Lingo's mosaic of dance and music was accessible, unpretentious, and full of life – much like its creators
Reviewed by Michael Kellerman, Fri., Aug. 3, 2007
McCullough Theatre, July 27
After the final notes of Lingo, Rob Deemer and David Justin, co-artistic directors of American Repertory Ensemble, delighted the audience with a spirited, tangential conversation about their collaboration. The two alluded to the essence of their artistic spark: How do music and dance interrelate? And further, how can they?

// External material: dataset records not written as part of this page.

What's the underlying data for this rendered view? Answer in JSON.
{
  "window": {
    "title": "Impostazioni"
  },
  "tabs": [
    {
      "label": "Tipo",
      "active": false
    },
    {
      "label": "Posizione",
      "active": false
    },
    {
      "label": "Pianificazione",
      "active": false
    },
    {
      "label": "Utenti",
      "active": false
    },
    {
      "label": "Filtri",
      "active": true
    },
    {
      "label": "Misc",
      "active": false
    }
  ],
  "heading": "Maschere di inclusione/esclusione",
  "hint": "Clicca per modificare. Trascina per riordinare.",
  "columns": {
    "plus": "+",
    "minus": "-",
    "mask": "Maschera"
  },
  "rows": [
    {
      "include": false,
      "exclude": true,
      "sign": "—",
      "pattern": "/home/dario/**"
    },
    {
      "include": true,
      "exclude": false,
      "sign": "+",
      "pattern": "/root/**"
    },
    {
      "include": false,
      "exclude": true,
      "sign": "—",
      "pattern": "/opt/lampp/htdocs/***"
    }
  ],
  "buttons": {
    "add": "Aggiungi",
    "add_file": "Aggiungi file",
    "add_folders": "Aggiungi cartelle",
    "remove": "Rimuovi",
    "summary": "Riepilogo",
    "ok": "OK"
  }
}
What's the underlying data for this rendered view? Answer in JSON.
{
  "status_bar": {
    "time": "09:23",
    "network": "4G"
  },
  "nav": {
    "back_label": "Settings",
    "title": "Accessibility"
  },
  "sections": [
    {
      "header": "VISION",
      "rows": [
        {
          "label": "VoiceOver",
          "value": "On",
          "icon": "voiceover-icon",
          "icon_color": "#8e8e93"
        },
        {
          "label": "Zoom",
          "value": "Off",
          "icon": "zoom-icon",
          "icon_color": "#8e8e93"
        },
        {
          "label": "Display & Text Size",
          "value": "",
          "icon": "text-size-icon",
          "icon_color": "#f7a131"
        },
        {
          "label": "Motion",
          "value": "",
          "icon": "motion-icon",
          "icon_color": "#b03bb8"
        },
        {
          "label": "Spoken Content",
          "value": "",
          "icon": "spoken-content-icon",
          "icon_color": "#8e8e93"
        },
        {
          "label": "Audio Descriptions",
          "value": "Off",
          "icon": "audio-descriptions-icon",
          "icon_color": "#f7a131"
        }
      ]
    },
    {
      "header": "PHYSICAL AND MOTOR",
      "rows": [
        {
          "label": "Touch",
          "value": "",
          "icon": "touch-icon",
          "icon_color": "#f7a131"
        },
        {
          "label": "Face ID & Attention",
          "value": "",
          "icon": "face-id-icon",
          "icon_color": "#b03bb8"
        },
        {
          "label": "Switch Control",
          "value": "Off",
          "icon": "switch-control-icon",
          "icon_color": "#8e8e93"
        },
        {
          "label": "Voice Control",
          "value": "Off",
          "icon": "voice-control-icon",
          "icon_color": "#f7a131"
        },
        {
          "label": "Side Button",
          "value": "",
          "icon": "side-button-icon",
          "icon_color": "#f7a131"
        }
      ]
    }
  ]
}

Lingo brought together Austin musicians with dancers from across the country to perform a mosaic of six pieces, fusing established repertoire with new works. The result was an ambitious feast of movement and sound.
The first act opened with Yuri Zhukov's "No Time Jazz," a pastiche of human relationships set to classic American jazz recordings. The six dancers, dressed in mod black and white and using cocktails as props, presented their characters beautifully: the drunken rag doll, the coy husband, and more. Altogether, the piece evoked a steamy, alcohol-infused revelry.
The premiere of Deemer's "Hot, Crazy, Fun," a chamber music ode to Austin, followed. Pianist Reuben Allred and Tosca String Quartet members Leigh Mahoney, Tracy Seeger, Ames Asbell, and Sara Nelson opened with the first of the night's references to Aaron Copland and quickly moved to an energetic, jazzy section that matched the intoxicating spirit of the previous dance. Deemer even threw in some Texas blues, a witty touch. Allred's performance stood out, especially brilliant in passages where the pianist literally bangs the keyboard in syncopated rhythm.
In the third piece, "Already Dusk," live music and dance were paired with subtlety. Under Michelle Habeck's dreamy lighting, the elegant pas de deux set to a tender Brahms duet was gorgeous, as if each pair -- dancer and musician -- were figments of the other's imagination.
Deemer's second premiere, a lush etude for solo clarinet, opened the second act with a lively, assuring performance by Alice Wang. The musical ballet references in "Memoirs" were accompanied by the humorous prop of a dancer as human music stand.
Next, Lingo went formal for George Balanchine's setting of Stravinsky's "Duo Concertant." Permission from the George Balanchine Trust, which wields tight control over its copyrighted technique, was an impressive vote of confidence in the company. Dancers Kathi Martuza and Artur Sultanov performed the rigid, controlled duets with athletic grace. The musical coupling of Mahoney on violin and Allred on piano was mixed, at times lacking in texture and balance.
The six dancers and six musicians then took the stage together for the finale. Written on commission by the great trumpeter/composer Dave Douglas, "Ascendant" was started in January, delivered in April, and choreographed in June -- by any account, a fast achievement. David Justin's choreography supported the rich, pastoral score, written in memory of Aaron Copland, with a unique blend of classical ballet and modern dance allusions. Initially, the dancers, cloaked in sun-soaked orange against swaths of sea-blue cloth, were striking. As the musicians raced to the final chord, though, the dancing seemed suddenly rushed, and the company arrived at its energetic final position anxiously. The audience was forgiving and acknowledged the new work with vigorous applause.
Taken separately, the elements of Lingo were thrilling and evocative. Where the interlock of setting, influence, and style worked, as in the first act, the result was an exciting portrait of American Repertory Ensemble's fusion of artistic languages. In the second act, Lingo wasn't as cohesive and, as a result, lost some of its grip.
Regardless, I can't wait to see what American Repertory Ensemble will do next. What is unique about this company is how the audience is invited into the exploration and invention taking place at the highest artistic levels onstage. The experience of Lingo was accessible, unpretentious, and full of life -- much like its creators.